Edward Docx

 In Uncategorized

UK | 2008, 2014, 2019

Edward Docx was born in the north of England. He grew up in Manchester and London. After school, he went to Christ’s College, Cambridge, where he read English Literature and was Junior Common Room President. He began his professional writing career working on the national newspapers.

In 2003, his first novel, The Calligrapher, was published to widespread acclaim. It was selected by the San Francisco Chronicle as a Best Book of the Year and was a finalist of The William Saroyan prize at Stanford University. It is now translated into eight languages.

In 2007, his second novel, Pravda (entitled Self Help in the UK), was published; it was long-listed for the Man Booker and went on to win The Geoffrey Faber Prize.

In 2003 and then again in 2007, Docx travelled in South America as part of the research for his third novel, The Devil’s Garden, which is now out in paperback.

Edward Docx has written for The Times, The Telegraph, The Washington Post, The New York Times, The Guardian, The Observer, Vogue and The Independent.
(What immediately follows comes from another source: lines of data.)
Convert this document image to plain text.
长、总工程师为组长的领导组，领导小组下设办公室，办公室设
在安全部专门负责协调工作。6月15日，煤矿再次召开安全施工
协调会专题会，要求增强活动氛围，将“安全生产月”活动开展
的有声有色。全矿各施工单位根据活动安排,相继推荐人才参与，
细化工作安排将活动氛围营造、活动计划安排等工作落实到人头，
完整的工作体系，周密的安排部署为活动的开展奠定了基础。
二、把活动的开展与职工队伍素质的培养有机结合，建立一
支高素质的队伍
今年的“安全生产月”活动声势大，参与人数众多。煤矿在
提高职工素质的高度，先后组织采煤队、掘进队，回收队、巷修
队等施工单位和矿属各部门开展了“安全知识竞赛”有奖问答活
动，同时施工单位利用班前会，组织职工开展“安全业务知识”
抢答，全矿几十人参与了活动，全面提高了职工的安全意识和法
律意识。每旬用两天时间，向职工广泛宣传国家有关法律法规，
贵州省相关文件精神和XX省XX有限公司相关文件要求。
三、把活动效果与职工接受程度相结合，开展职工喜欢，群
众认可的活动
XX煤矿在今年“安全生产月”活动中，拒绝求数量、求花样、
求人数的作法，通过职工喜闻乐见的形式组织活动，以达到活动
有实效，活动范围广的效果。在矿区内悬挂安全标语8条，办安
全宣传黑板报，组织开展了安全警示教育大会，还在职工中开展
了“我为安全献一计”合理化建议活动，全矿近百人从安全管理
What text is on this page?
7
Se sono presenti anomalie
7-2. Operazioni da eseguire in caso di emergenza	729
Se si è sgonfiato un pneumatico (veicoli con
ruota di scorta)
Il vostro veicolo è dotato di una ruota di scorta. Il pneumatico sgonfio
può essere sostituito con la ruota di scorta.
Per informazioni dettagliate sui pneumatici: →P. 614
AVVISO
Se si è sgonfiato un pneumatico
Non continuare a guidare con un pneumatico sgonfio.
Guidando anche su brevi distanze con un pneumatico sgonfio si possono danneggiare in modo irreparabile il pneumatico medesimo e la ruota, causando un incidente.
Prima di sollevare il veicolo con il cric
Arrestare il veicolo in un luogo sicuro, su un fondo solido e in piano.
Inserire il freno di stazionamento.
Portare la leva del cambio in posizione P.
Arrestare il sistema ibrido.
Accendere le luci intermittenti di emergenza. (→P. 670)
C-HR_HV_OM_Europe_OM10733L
His most recent journalism appears in The Guardian and Prospect Magazine. He has presented arts and politics on television and radio and regularly appears as a cultural commentator. He lives in London very close to the River Thames.


Report 2014

When you step through the main entrance of Santa Maddalena — from smoky Tuscan woodland into chiaroscuro Tuscan cool — you are confronted by what must surely be the most impressive visitors’ book in world literature. Approximately 18in tall and 2ft wide, it stands, always open, at the foot of the stairs that lead up to the library, as if it were a Biblical tablet brought down from the mountains by some local colossus of letters past — Dante, perhaps, or Boccaccio.

On my first visit here in 2008, I made the terrible mistake of reading it there and then. I had come to work on my third novel. I wanted an empty sky, bed, soul. Instead, whom did I find crawling across these great pages, in their many crazy hands, but the finest writers available to humanity.